Launching a 120B-parameter model on a single GPU is already impressive. But the gap between a working deployment and a fast one on AMD hardware comes down to a handful of environment variables and server flags that most tutorials gloss over. This post dissects every one of them, what the hardware actually does differently when you set each flag, and what you're leaving on the table if you don't.
Why AMD MI300X Needs Its Own Tuning
The MI300X is not simply an AMD H100. Its architecture, CDNA3, HBM3, 192 GB unified memory, differs from NVIDIA's at the silicon level. Stock PyTorch ops and standard vLLM defaults were optimised for CUDA and NVIDIA's memory hierarchy. Running them unchanged on ROCm leaves most of the MI300X's bandwidth and compute on the table.
AMD's answer is AITER, the AI Triton Engine for ROCm. It ships a library of custom C++ and Triton kernels hand-tuned for CDNA3: tiled matrix multiplication layouts matched to the MI300X's CU geometry, attention kernels that exploit HBM3's 5.2 TB/s peak bandwidth, and quantisation routines written with the hardware's INT4/FP8 datapaths in mind.

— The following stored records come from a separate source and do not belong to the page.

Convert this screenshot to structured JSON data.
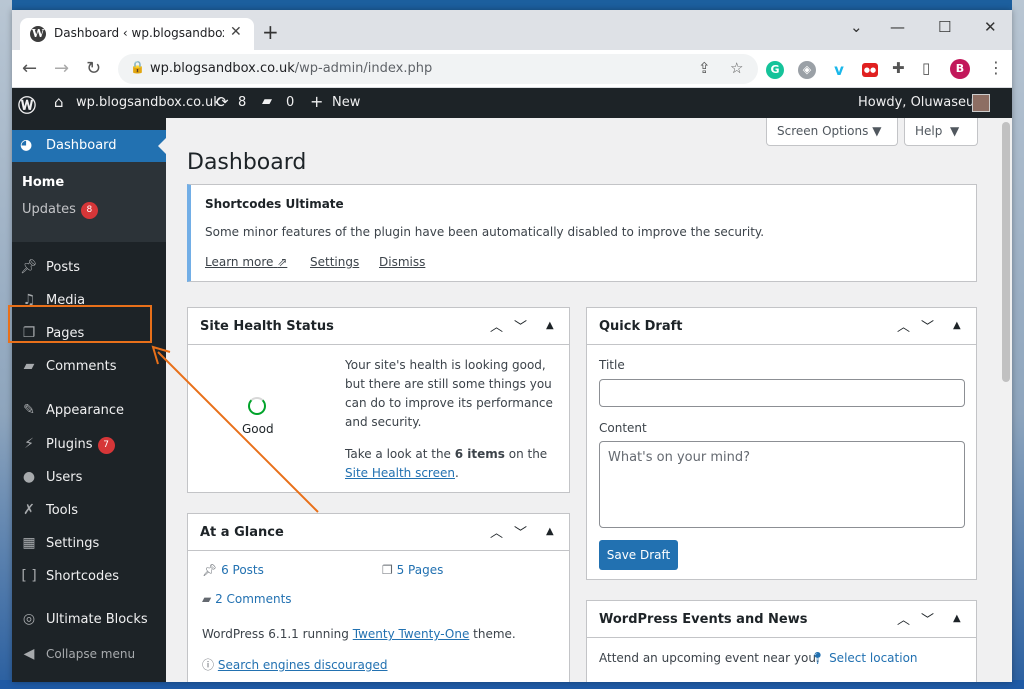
{
  "browser": {
    "tab_title": "Dashboard ‹ wp.blogsandbox.co.uk — WordPress",
    "favicon": "W",
    "url_host": "wp.blogsandbox.co.uk",
    "url_path": "/wp-admin/index.php",
    "profile_initial": "B"
  },
  "adminbar": {
    "site_name": "wp.blogsandbox.co.uk",
    "updates_count": "8",
    "comments_count": "0",
    "new_label": "New",
    "greeting": "Howdy, Oluwaseun"
  },
  "sidebar": {
    "dashboard": "Dashboard",
    "home": "Home",
    "updates": "Updates",
    "updates_badge": "8",
    "items": [
      {
        "label": "Posts",
        "icon": "pin-icon"
      },
      {
        "label": "Media",
        "icon": "media-icon"
      },
      {
        "label": "Pages",
        "icon": "pages-icon"
      },
      {
        "label": "Comments",
        "icon": "comment-icon"
      },
      {
        "label": "Appearance",
        "icon": "brush-icon"
      },
      {
        "label": "Plugins",
        "icon": "plug-icon",
        "badge": "7"
      },
      {
        "label": "Users",
        "icon": "user-icon"
      },
      {
        "label": "Tools",
        "icon": "wrench-icon"
      },
      {
        "label": "Settings",
        "icon": "settings-icon"
      },
      {
        "label": "Shortcodes",
        "icon": "brackets-icon"
      },
      {
        "label": "Ultimate Blocks",
        "icon": "blocks-icon"
      },
      {
        "label": "Collapse menu",
        "icon": "collapse-icon"
      }
    ]
  },
  "main": {
    "screen_options": "Screen Options",
    "help": "Help",
    "title": "Dashboard",
    "notice": {
      "title": "Shortcodes Ultimate",
      "text": "Some minor features of the plugin have been automatically disabled to improve the security.",
      "learn_more": "Learn more",
      "settings": "Settings",
      "dismiss": "Dismiss"
    },
    "site_health": {
      "title": "Site Health Status",
      "status": "Good",
      "text": "Your site's health is looking good, but there are still some things you can do to improve its performance and security.",
      "take_look_pre": "Take a look at the ",
      "items": "6 items",
      "on_the": " on the ",
      "link": "Site Health screen",
      "end": "."
    },
    "glance": {
      "title": "At a Glance",
      "posts": "6 Posts",
      "pages": "5 Pages",
      "comments": "2 Comments",
      "wp_pre": "WordPress 6.1.1 running ",
      "theme": "Twenty Twenty-One",
      "wp_post": " theme.",
      "search": "Search engines discouraged"
    },
    "quick_draft": {
      "title": "Quick Draft",
      "title_label": "Title",
      "content_label": "Content",
      "content_placeholder": "What's on your mind?",
      "save": "Save Draft"
    },
    "events": {
      "title": "WordPress Events and News",
      "text": "Attend an upcoming event near you.",
      "select": "Select location"
    }
  },
  "colors": {
    "wp_blue": "#2271b1",
    "adminbar": "#1d2327",
    "highlight_box": "#e8701a",
    "badge": "#d63638"
  }
}
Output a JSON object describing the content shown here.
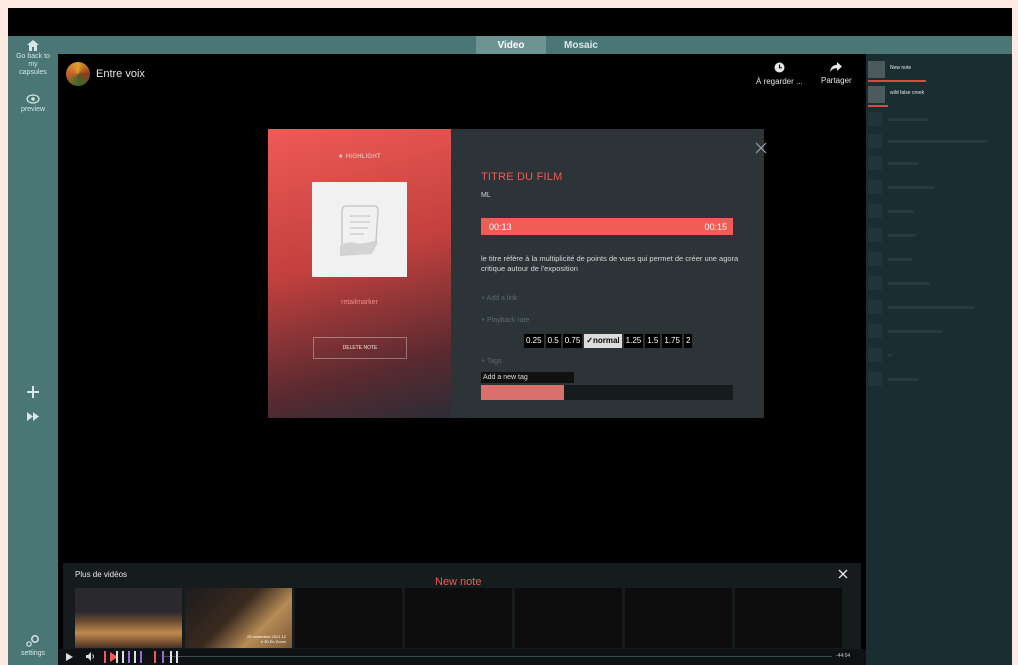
{
  "tabs": [
    "Video",
    "Mosaic"
  ],
  "sidebar": {
    "home_label": "Go back to my capsules",
    "preview_label": "preview",
    "settings_label": "settings"
  },
  "header": {
    "title": "Entre voix",
    "watch_later": "À regarder ...",
    "share": "Partager"
  },
  "notes": [
    {
      "label": "New note"
    },
    {
      "label": "wild false creek"
    }
  ],
  "modal": {
    "highlight": "★ HIGHLIGHT",
    "marker_name": "retailmarker",
    "delete_button": "DELETE NOTE",
    "title": "TITRE DU FILM",
    "subtitle": "ML",
    "time_start": "00:13",
    "time_end": "00:15",
    "text": "le titre réfère à la multiplicité de points de vues qui permet de créer une agora critique autour de l'exposition",
    "add_link": "+ Add a link",
    "playback_rate": "+ Playback rate",
    "rates": [
      "0.25",
      "0.5",
      "0.75",
      "✓normal",
      "1.25",
      "1.5",
      "1.75",
      "2"
    ],
    "selected_rate": "✓normal",
    "tags": "+ Tags",
    "tag_placeholder": "Add a new tag"
  },
  "more_videos": {
    "title": "Plus de vidéos",
    "new_note": "New note",
    "thumb2_date": "23 novembre 2021 12 h 30 En Zoom"
  },
  "player": {
    "total_time": "-44:04"
  },
  "colors": {
    "accent": "#ef5a55",
    "teal": "#4a7676"
  }
}
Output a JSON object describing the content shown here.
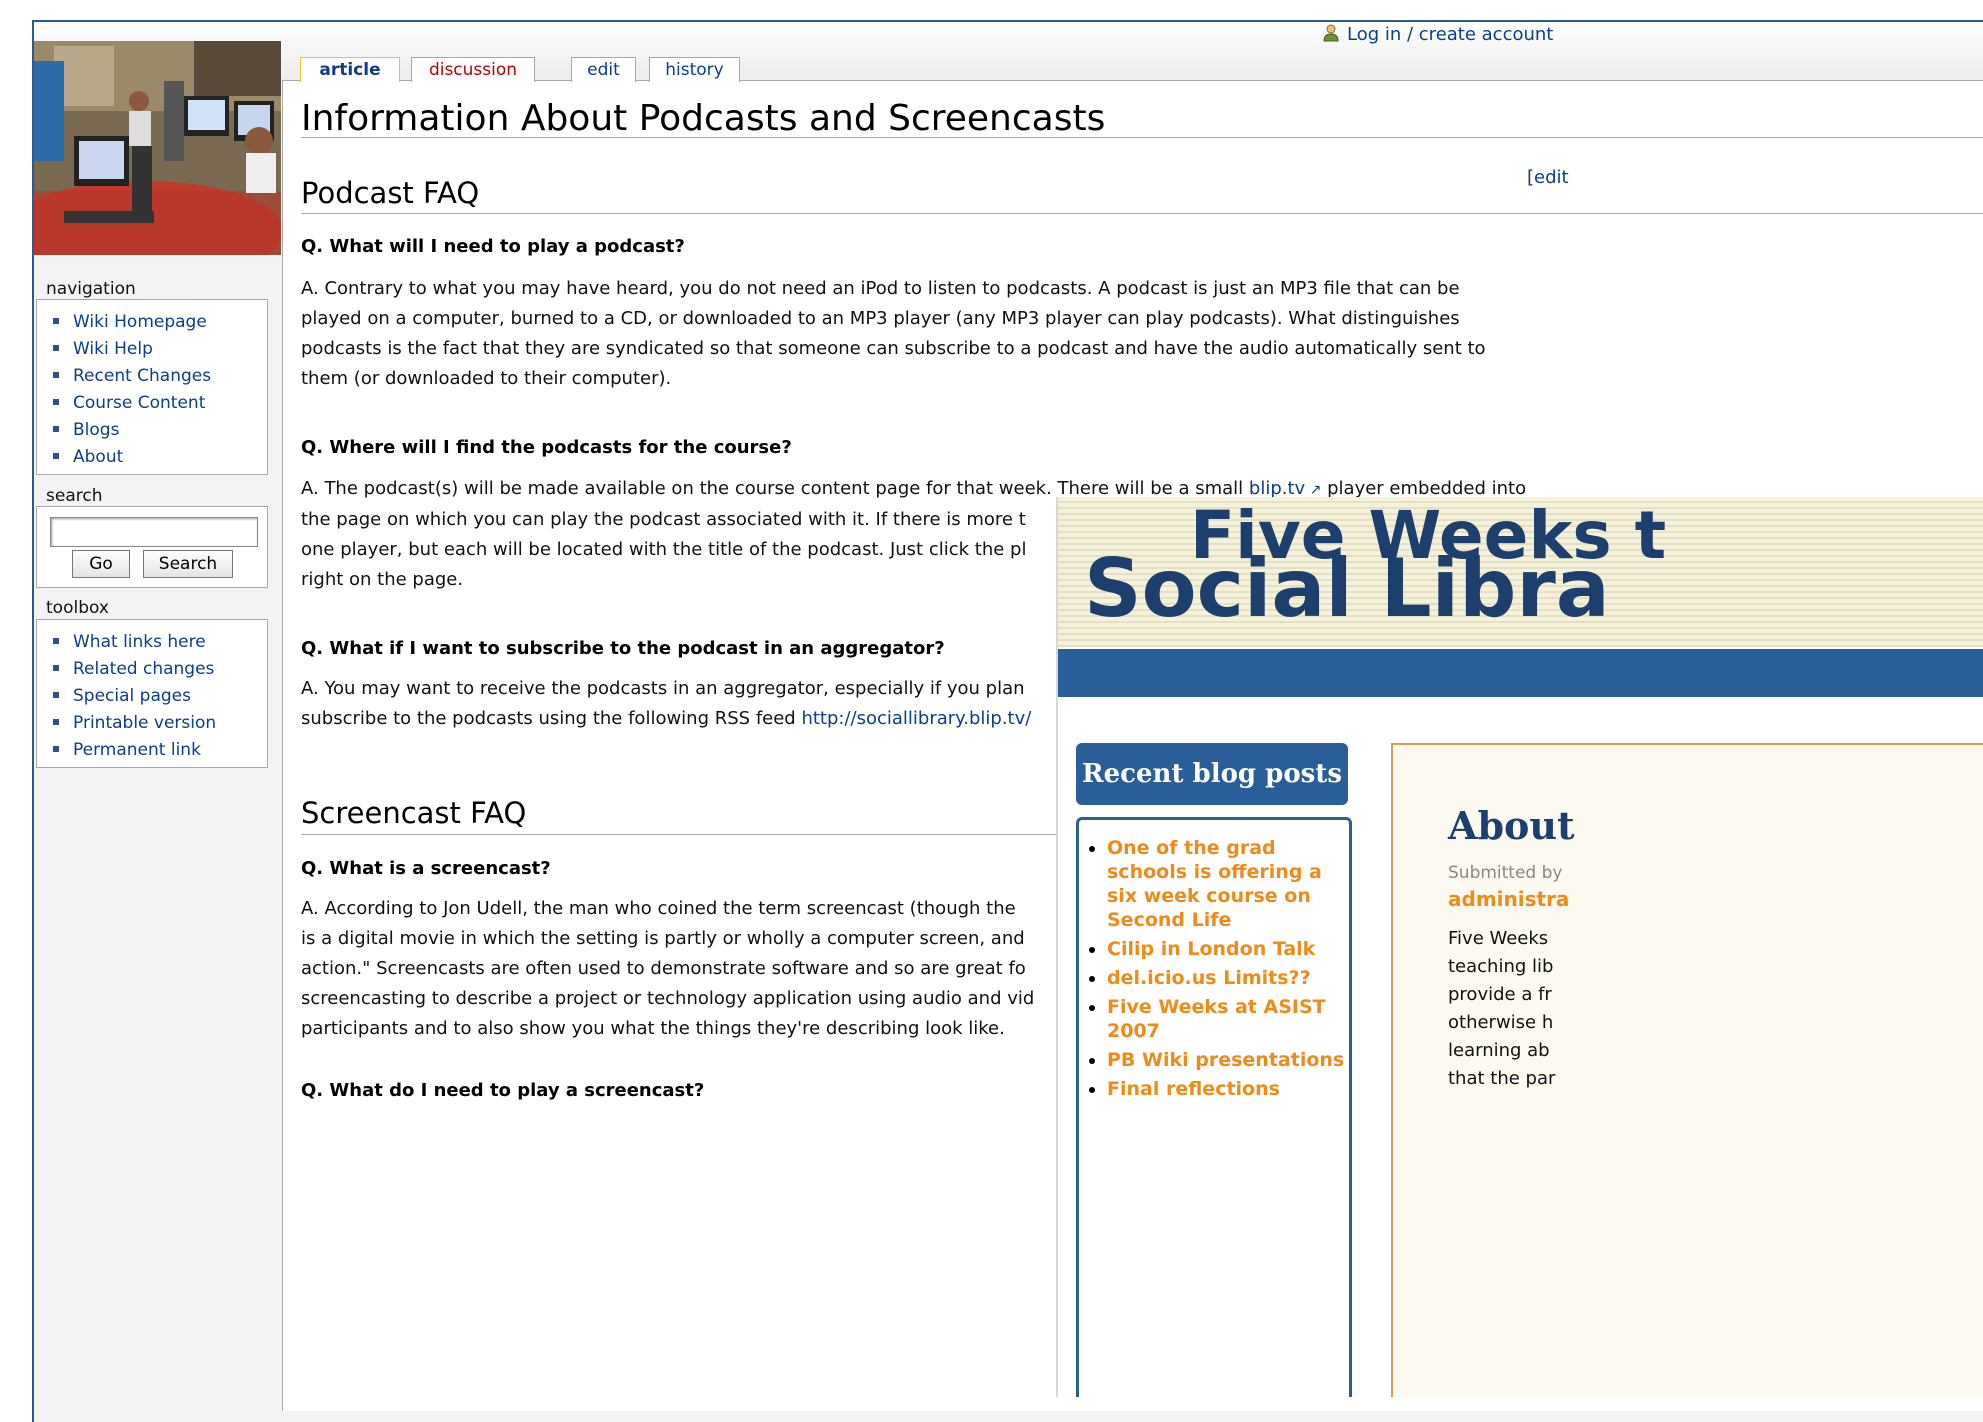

The environment variables below are how you tell vLLM to use all of it.
The Full Launch Command
With the ROCm container ready, the vLLM server for GPT-OSS 120B is brought up in a single
terminal session. The environment variables must be set before the
vllm serve call so the ROCm runtime picks them up at process start.
# ── ROCm / AITER kernel switches ────────────────────────── export VLLM_ROCM_USE_AITER=1 export VLLM_ROCM_QUICK_REDUCE_QUANTIZATION=INT4 export VLLM_ROCM_USE_AITER_MHA=0 export HIP_FORCE_DEV_KERNARG=1 # ── Launch the inference server ─────────────────────────── vllm serve openai/gpt-oss-120b \ --tensor-parallel-size 1 \ --max-model-len 8192 \ --trust-remote-code \ --dtype bfloat16 \ --kv-cache-dtype fp8 \ --gpu-memory-utilization 0.92 \ --no-enable-chunked-prefill \ --max-num-seqs 512 \ --port 8080
Once the server logs INFO: Application startup complete. you have a private,
OpenAI-compatible inference endpoint, essentially a self-hosted ChatGPT backend that runs
entirely on your own hardware with no cloud dependency.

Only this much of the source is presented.